Dyslipidemia is characterized by increased total cholesterol
Dyslipidemia is characterized by increased total cholesterol, LDL-C, and triglyceride levels, and decreased HDL-C levels. However, the association of ApoA1 polymorphism with serum HDL-C level remains controversial. The polymorphisms of ApoA1+84 TC, but not MspI, are associated with serum HDL-C. The -75AA gsk3 inhibitor of ApoA1 is independently associated with a high serum HDL-C in Turkish adults. By contrast, the -75AA genotype of ApoA1 is associated with low serum HDL-C in Tunisians. In our study, HDL-C level was not associated with ApoA1 rs5070 polymorphism in Taiwanese stroke patients. Likewise, Minnich et al demonstrated that ApoA1-75A/G polymorphism was not correlated with serum HDL-C level. ApoA1-75A/G is also not associated with 83 C/T polymorphism with HDL-C. These observations suggested that the association of ApoA1 polymorphism with HDL-C level differs among distinct ethnic regions. Our findings also demonstrated that ApoA1 rs5070 polymorphism was correlated with a family history of stroke. Chien et al revealed that a low risk of triglyceride was found in ApoA1-75A/A haplotype compared with the G/G haplotype. Furthermore, ApoA1-3013C and ApoA1-75G haplotypes were significantly associated with high triglyceride levels in Taiwanese people.
Diabetes is a major risk factor of CAD and stroke; diabetes is also associated with high mortality among patients with such diseases. Megherbi et al revealed that ischemic stroke occurs more frequently in diabetic patients than in hemorrhage stroke or nonstroke patients. Ischemic stroke (45.4%) also yields a higher percentage than hemorrhage stroke (37.0%) among diabetic patients in Taiwan. In our study, a significantly higher number of patients with LAA (p<0.001) and SVO (p<0.001), but not those with HICH, were diabetic. Compared with the AA allele, the ApoA1 AG+GG genotype in male diabetic patients, but not in female diabetic patients, was 1.90-fold more likely to develop LAA, but not SVO or HICH, although ApoA1 rs5070 A/G polymorphism was not significantly associated with stroke subtypes. To our knowledge, this study is the first to demonstrate the association of apolipoprotein gene polymorphism with stroke in male diabetic patients. The gender-specific association of APOA1 polymorphism with clinical presentations has also been reported; in particular, ApoA1-75GA heterogenotype is associated with high blood pressure and a low fasting serum glucose level in males but not in females. APOA1-75 polymorphism also contributes to plasma cholesterol efflux capacity in females. Therefore, the significant association of rs5070 AG+GG genotype with LAA is gender dependent.

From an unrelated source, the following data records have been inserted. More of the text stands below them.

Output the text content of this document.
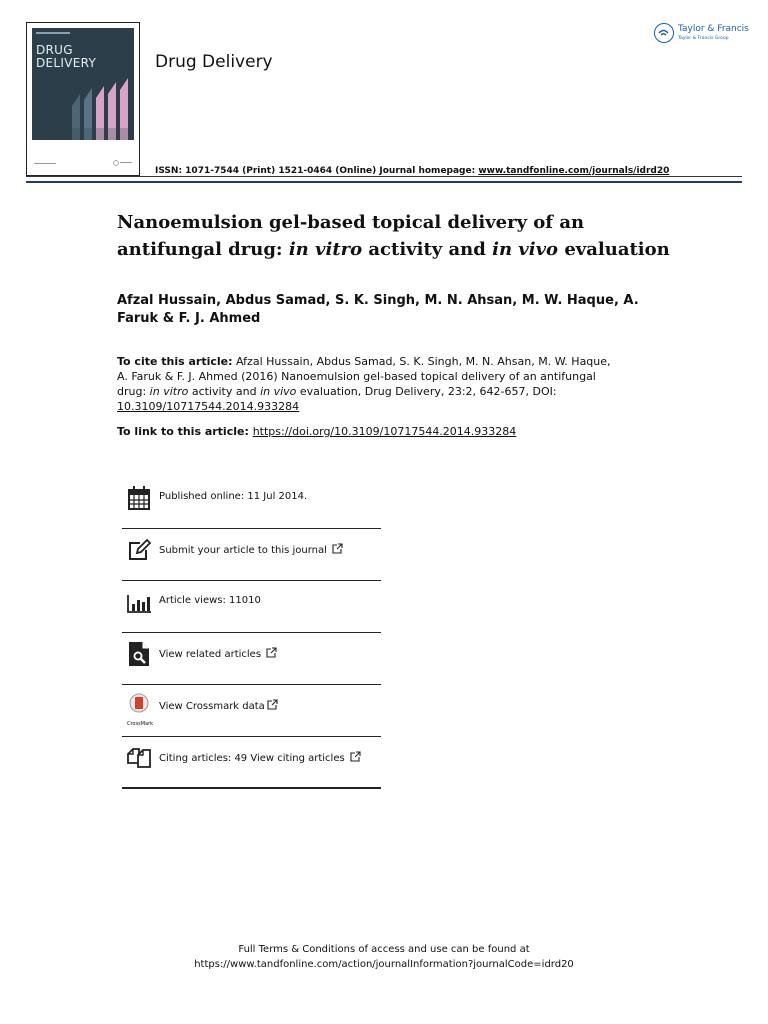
DRUG
DELIVERY	Drug Delivery
Taylor & Francis
Taylor & Francis Group
ISSN: 1071-7544 (Print) 1521-0464 (Online) Journal homepage: www.tandfonline.com/journals/idrd20
Nanoemulsion gel-based topical delivery of an antifungal drug: in vitro activity and in vivo evaluation
Afzal Hussain, Abdus Samad, S. K. Singh, M. N. Ahsan, M. W. Haque, A. Faruk & F. J. Ahmed
To cite this article: Afzal Hussain, Abdus Samad, S. K. Singh, M. N. Ahsan, M. W. Haque, A. Faruk & F. J. Ahmed (2016) Nanoemulsion gel-based topical delivery of an antifungal drug: in vitro activity and in vivo evaluation, Drug Delivery, 23:2, 642-657, DOI: 10.3109/10717544.2014.933284
To link to this article: https://doi.org/10.3109/10717544.2014.933284
Published online: 11 Jul 2014.
Submit your article to this journal
Article views: 11010
View related articles
CrossMark
View Crossmark data
Citing articles: 49 View citing articles
Full Terms & Conditions of access and use can be found at
https://www.tandfonline.com/action/journalInformation?journalCode=idrd20
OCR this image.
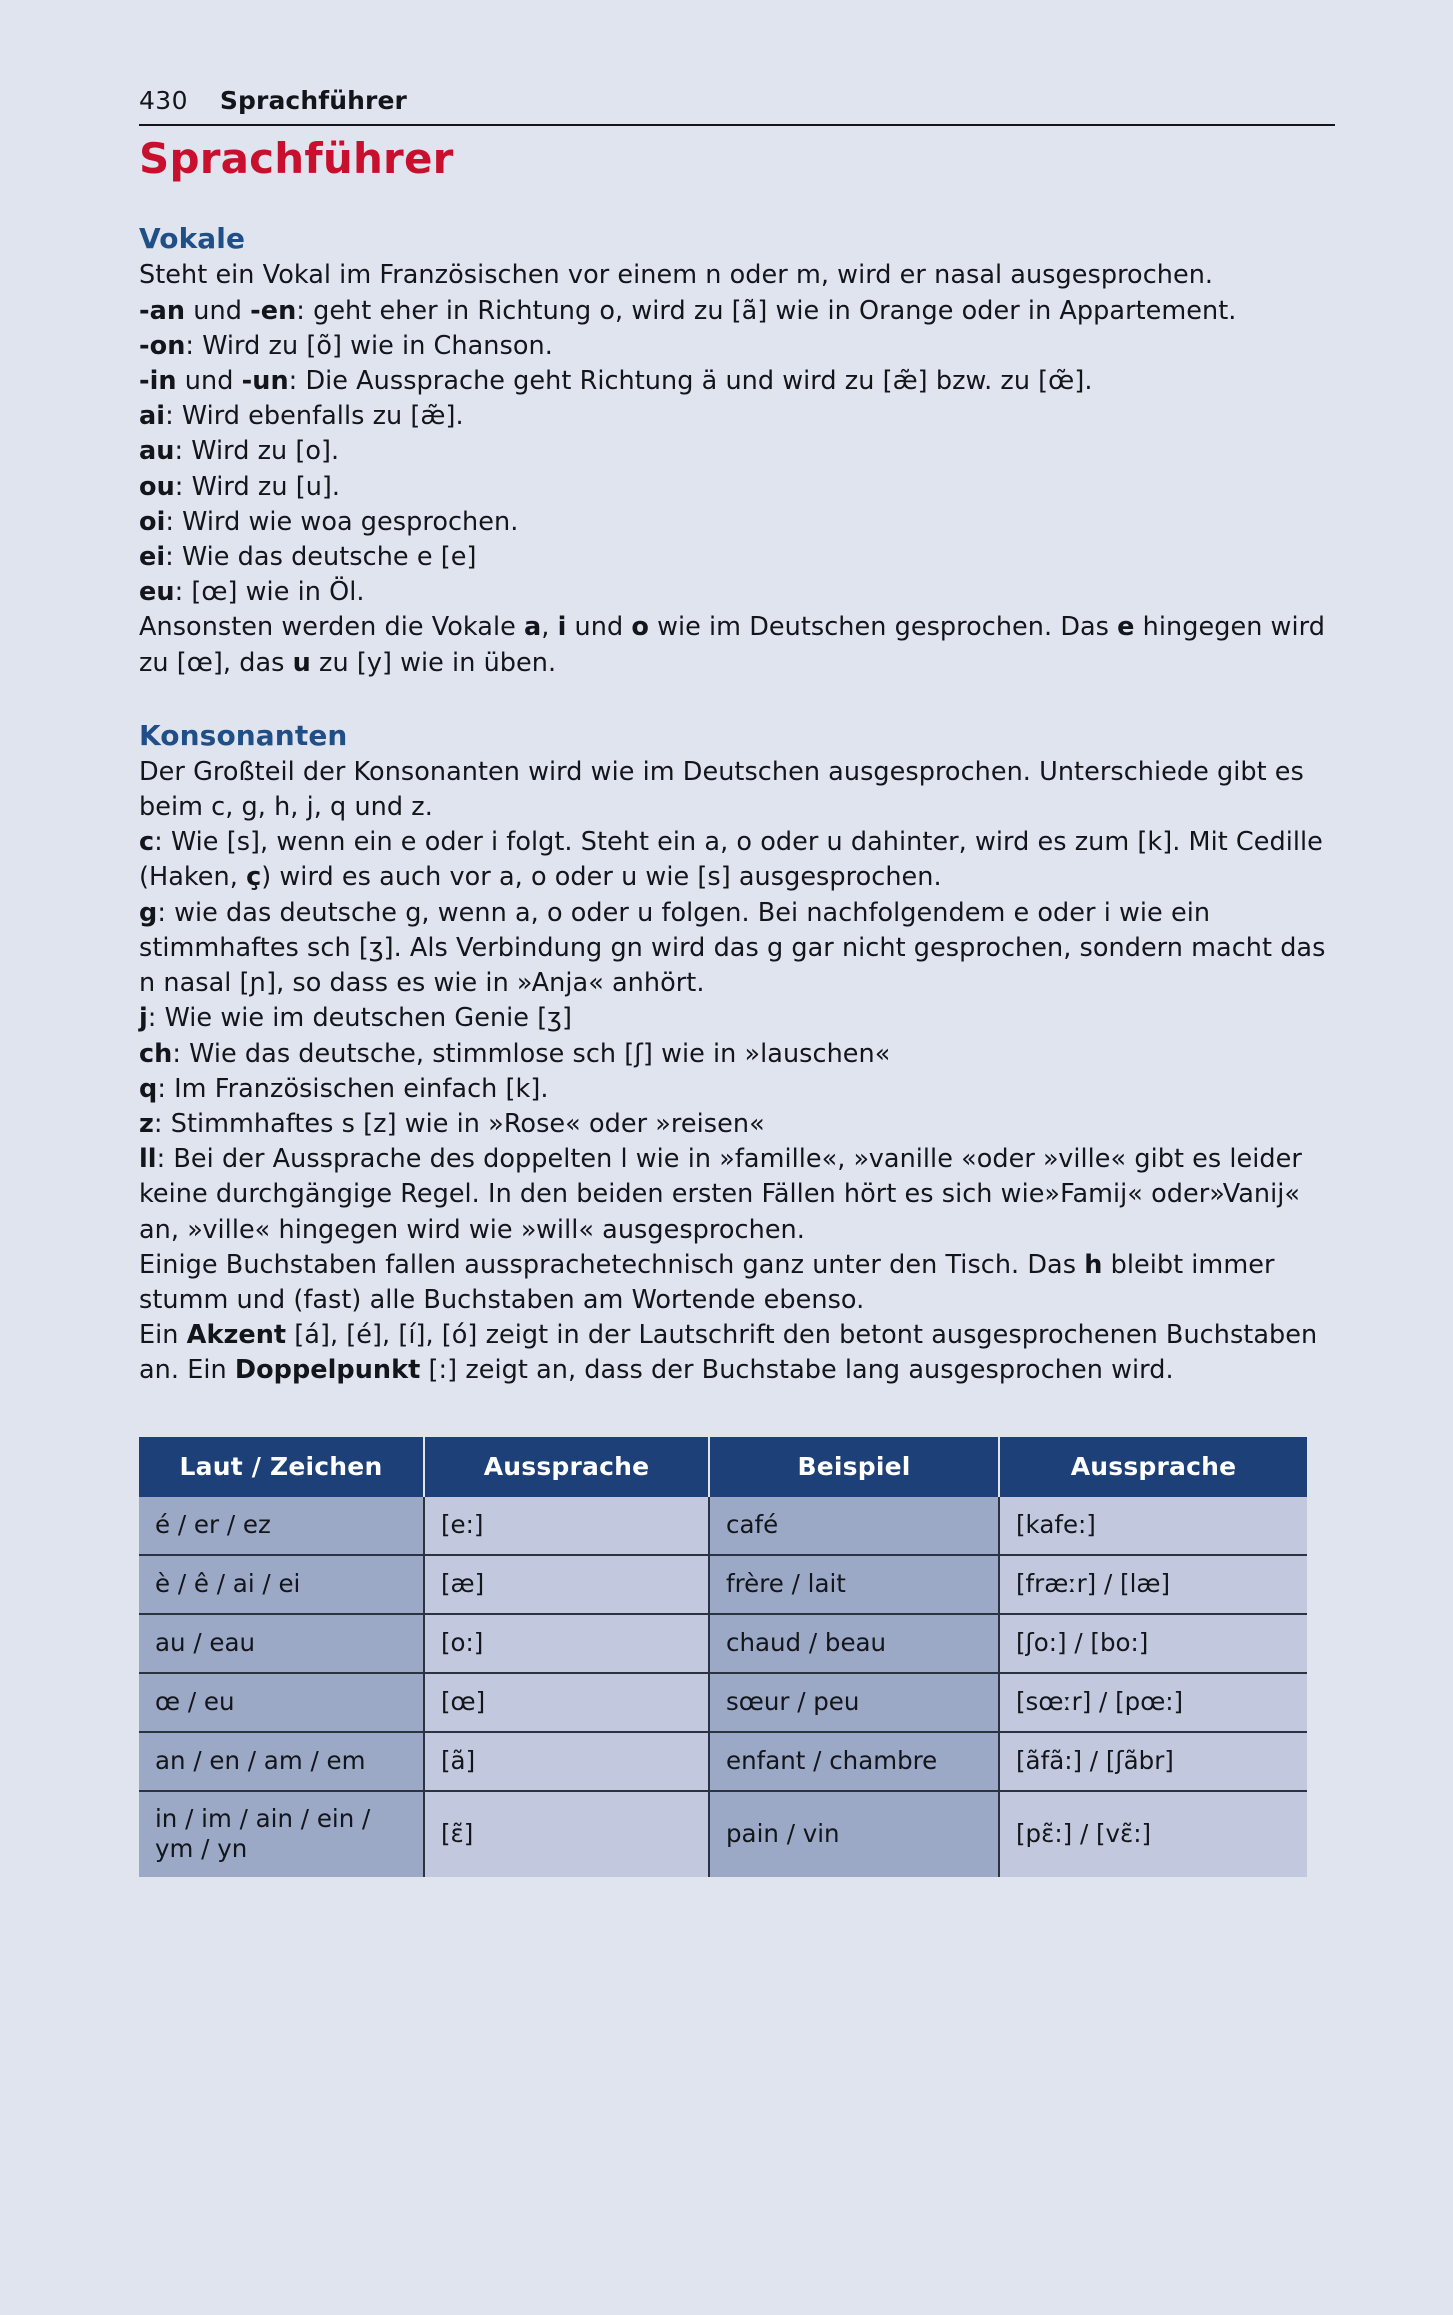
430 Sprachführer
Sprachführer
Vokale

Steht ein Vokal im Französischen vor einem n oder m, wird er nasal ausgesprochen.

-an und -en: geht eher in Richtung o, wird zu [ã] wie in Orange oder in Appartement.

-on: Wird zu [õ] wie in Chanson.

-in und -un: Die Aussprache geht Richtung ä und wird zu [æ̃] bzw. zu [œ̃].

ai: Wird ebenfalls zu [æ̃].

au: Wird zu [o].

ou: Wird zu [u].

oi: Wird wie woa gesprochen.

ei: Wie das deutsche e [e]

eu: [œ] wie in Öl.

Ansonsten werden die Vokale a, i und o wie im Deutschen gesprochen. Das e hingegen wird zu [œ], das u zu [y] wie in üben.

Konsonanten

Der Großteil der Konsonanten wird wie im Deutschen ausgesprochen. Unterschiede gibt es beim c, g, h, j, q und z.

c: Wie [s], wenn ein e oder i folgt. Steht ein a, o oder u dahinter, wird es zum [k]. Mit Cedille (Haken, ç) wird es auch vor a, o oder u wie [s] ausgesprochen.

g: wie das deutsche g, wenn a, o oder u folgen. Bei nachfolgendem e oder i wie ein stimmhaftes sch [ʒ]. Als Verbindung gn wird das g gar nicht gesprochen, sondern macht das n nasal [ɲ], so dass es wie in »Anja« anhört.

j: Wie wie im deutschen Genie [ʒ]

ch: Wie das deutsche, stimmlose sch [ʃ] wie in »lauschen«

q: Im Französischen einfach [k].

z: Stimmhaftes s [z] wie in »Rose« oder »reisen«

ll: Bei der Aussprache des doppelten l wie in »famille«, »vanille «oder »ville« gibt es leider keine durchgängige Regel. In den beiden ersten Fällen hört es sich wie»Famij« oder»Vanij« an, »ville« hingegen wird wie »will« ausgesprochen.

Einige Buchstaben fallen aussprachetechnisch ganz unter den Tisch. Das h bleibt immer stumm und (fast) alle Buchstaben am Wortende ebenso.

Ein Akzent [á], [é], [í], [ó] zeigt in der Lautschrift den betont ausgesprochenen Buchstaben an. Ein Doppelpunkt [:] zeigt an, dass der Buchstabe lang ausgesprochen wird.

Laut / Zeichen	Aussprache	Beispiel	Aussprache
é / er / ez	[e:]	café	[kafe:]
è / ê / ai / ei	[æ]	frère / lait	[fræːr] / [læ]
au / eau	[o:]	chaud / beau	[ʃo:] / [bo:]
œ / eu	[œ]	sœur / peu	[sœːr] / [pœ:]
an / en / am / em	[ã]	enfant / chambre	[ãfã:] / [ʃãbr]
in / im / ain / ein / ym / yn	[ɛ̃]	pain / vin	[pɛ̃:] / [vɛ̃:]
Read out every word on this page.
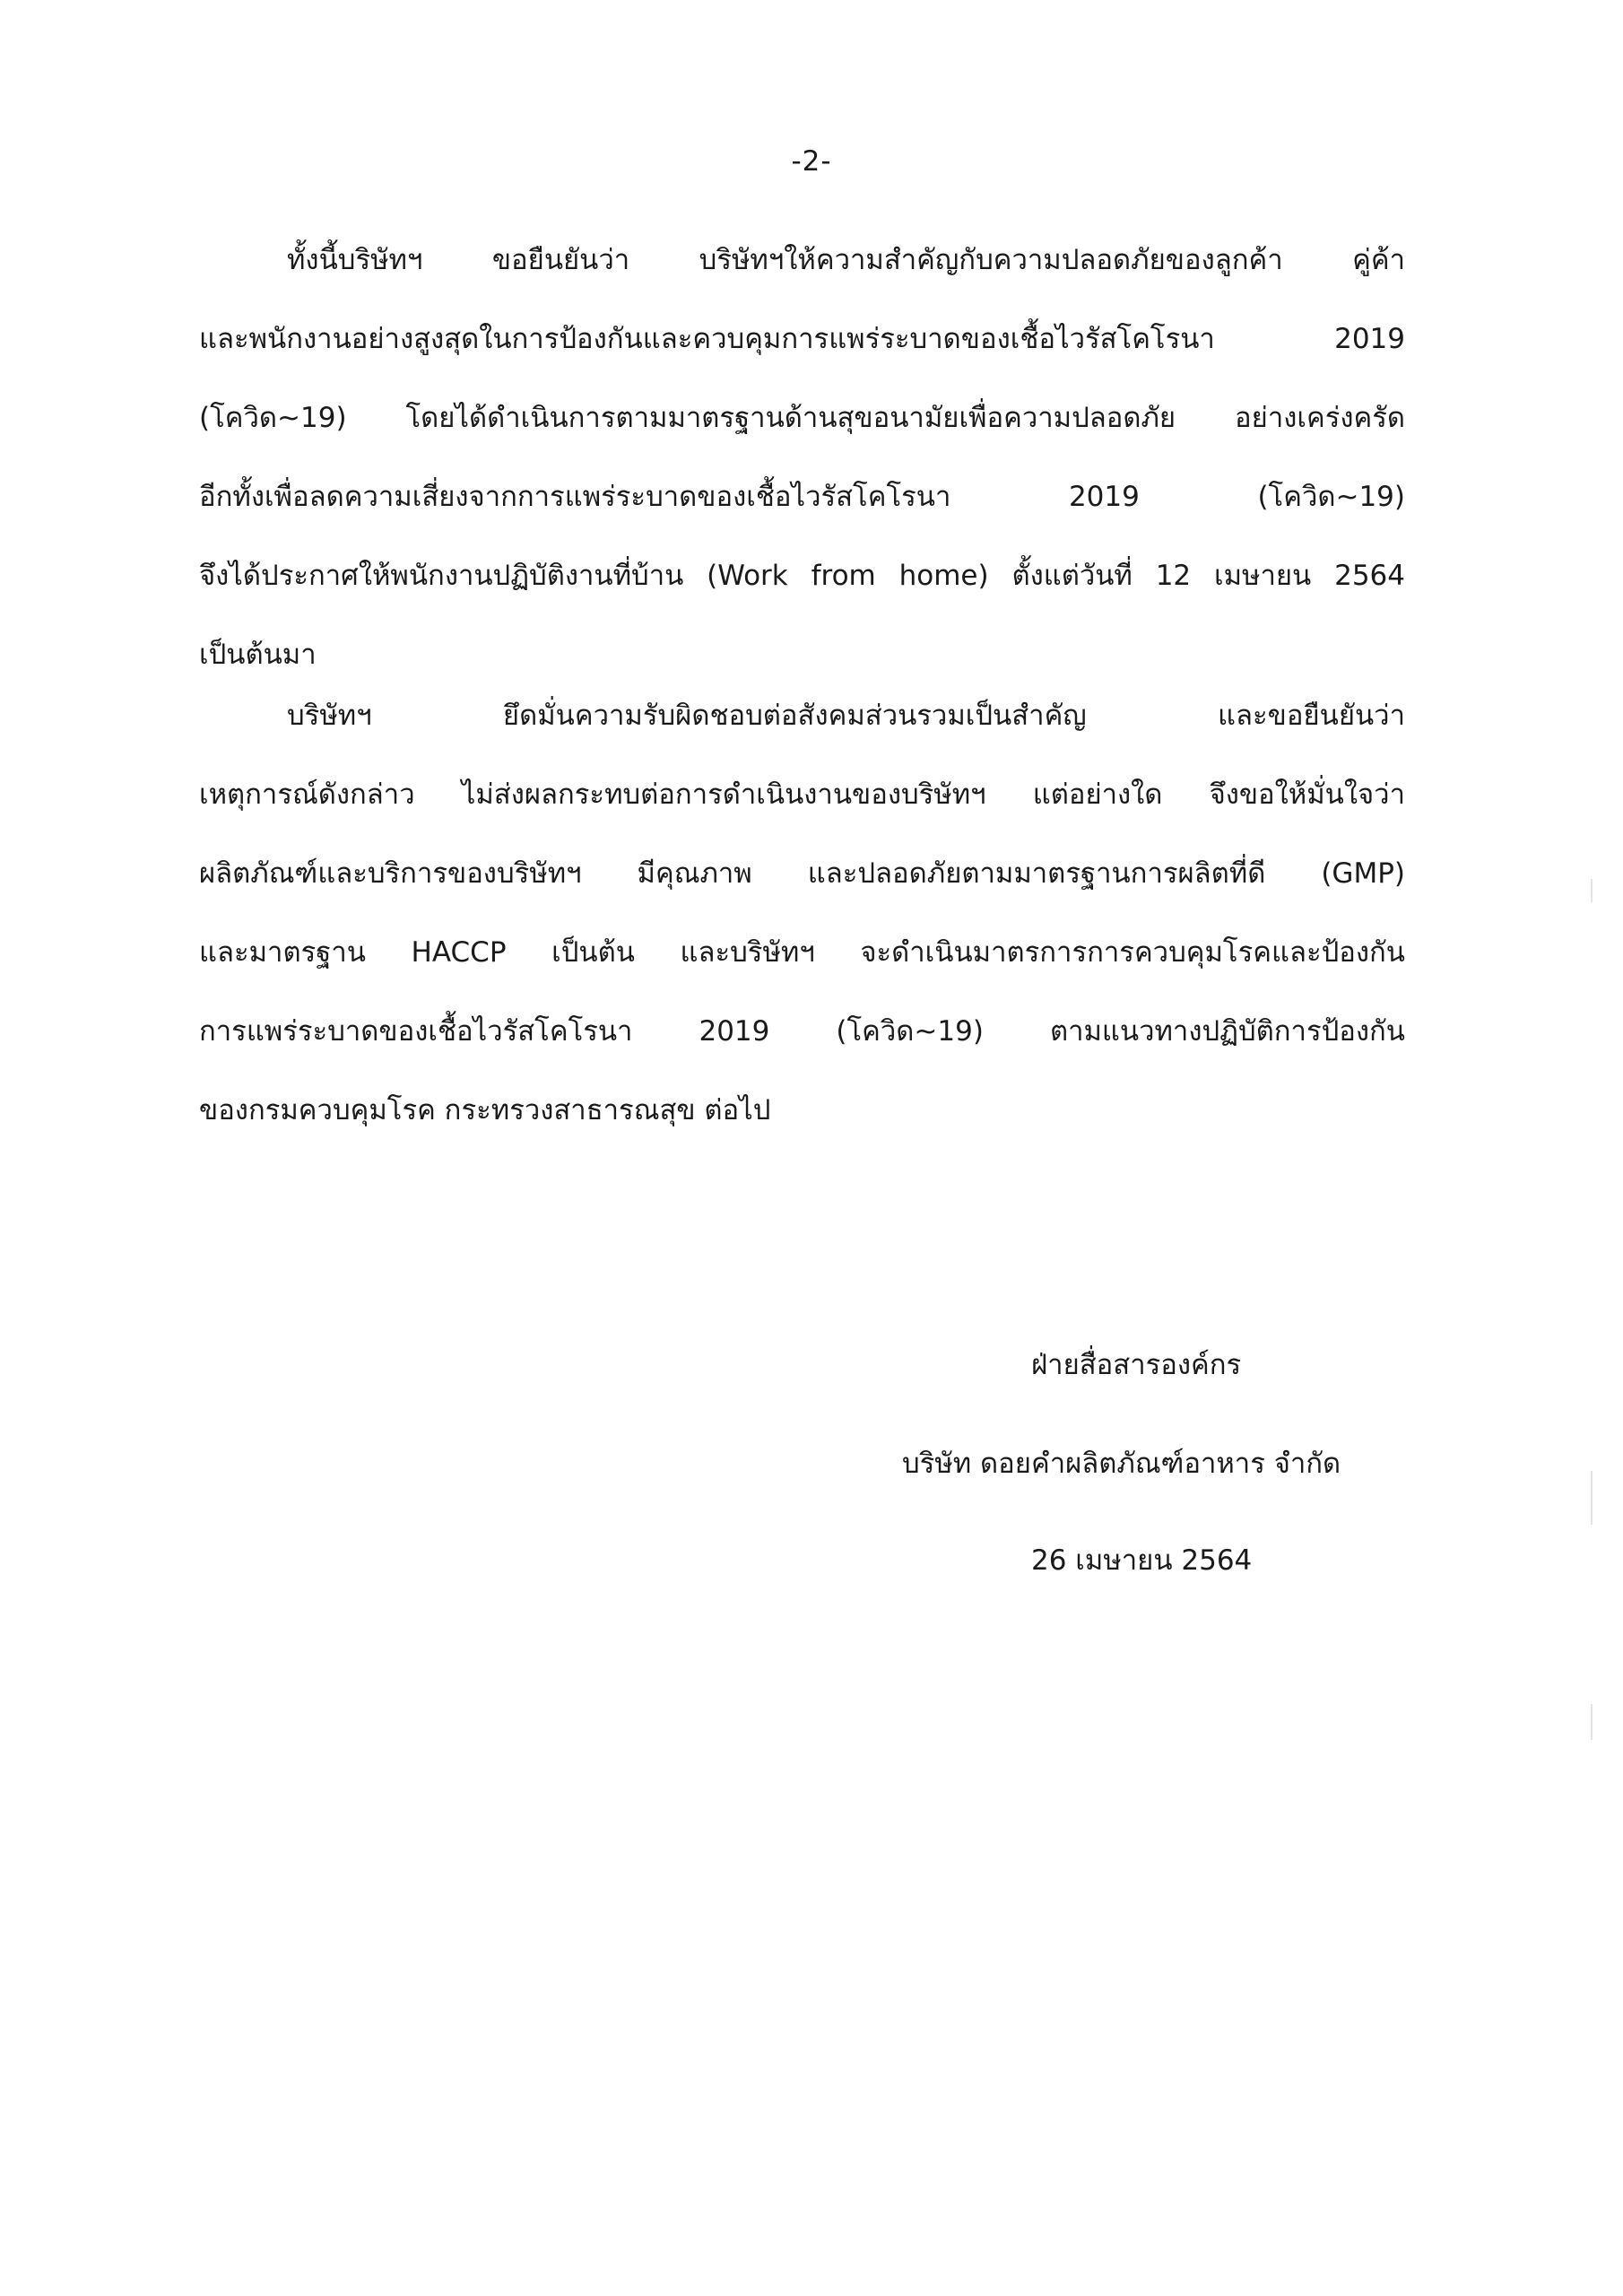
-2-
ทั้งนี้บริษัทฯ ขอยืนยันว่า บริษัทฯให้ความสำคัญกับความปลอดภัยของลูกค้า คู่ค้า
และพนักงานอย่างสูงสุดในการป้องกันและควบคุมการแพร่ระบาดของเชื้อไวรัสโคโรนา 2019
(โควิด~19) โดยได้ดำเนินการตามมาตรฐานด้านสุขอนามัยเพื่อความปลอดภัย อย่างเคร่งครัด
อีกทั้งเพื่อลดความเสี่ยงจากการแพร่ระบาดของเชื้อไวรัสโคโรนา 2019 (โควิด~19)
จึงได้ประกาศให้พนักงานปฏิบัติงานที่บ้าน (Work from home) ตั้งแต่วันที่ 12 เมษายน 2564
เป็นต้นมา
บริษัทฯ ยึดมั่นความรับผิดชอบต่อสังคมส่วนรวมเป็นสำคัญ และขอยืนยันว่า
เหตุการณ์ดังกล่าว ไม่ส่งผลกระทบต่อการดำเนินงานของบริษัทฯ แต่อย่างใด จึงขอให้มั่นใจว่า
ผลิตภัณฑ์และบริการของบริษัทฯ มีคุณภาพ และปลอดภัยตามมาตรฐานการผลิตที่ดี (GMP)
และมาตรฐาน HACCP เป็นต้น และบริษัทฯ จะดำเนินมาตรการการควบคุมโรคและป้องกัน
การแพร่ระบาดของเชื้อไวรัสโคโรนา 2019 (โควิด~19) ตามแนวทางปฏิบัติการป้องกัน
ของกรมควบคุมโรค กระทรวงสาธารณสุข ต่อไป
ฝ่ายสื่อสารองค์กร
บริษัท ดอยคำผลิตภัณฑ์อาหาร จำกัด
26 เมษายน 2564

One strength of our study is that all samples came from a population of pure Han origin, avoiding confounding factors of different ethnic backgrounds. Additionally, all ischemic stroke patients were carefully classified based on the results of investigations and the Trial of Org 10172 in Acute Stroke Treatment definition, leading to a safer conclusion regarding the relationship of the ApoA1 gene and stroke. Nonetheless, our study had some limitations. First, although the current study is a retrospective analysis, all participants were collected prospectively, which might avoid some flaws of a retrospective study. Second, given the relatively small sample size, our study might have had insufficient detection of minor effects of risk factors other than diabetes.
Introduction Intrauterine insemination (IUI) with or without ovarian stimulation is a common treatment for infertility. Despite the popularity of this assisted reproductive technique, IUI is widely used to improve pregnancy rates with mild male factor, unexplained infertility, cervical factor, anovulation, and minimal and mild endometriosis. It is a simple and relatively less invasive and less expensive procedure than other forms of assisted reproductive technology. The minimum requirements for performing the procedure are: (1) ovulation in the IUI cycle; (2) patency of at least one fallopian tube; (3) insemination with an adequate number of motile sperm; and (4) the absence of documented or suspected active cervical, intrauterine, or pelvic infection.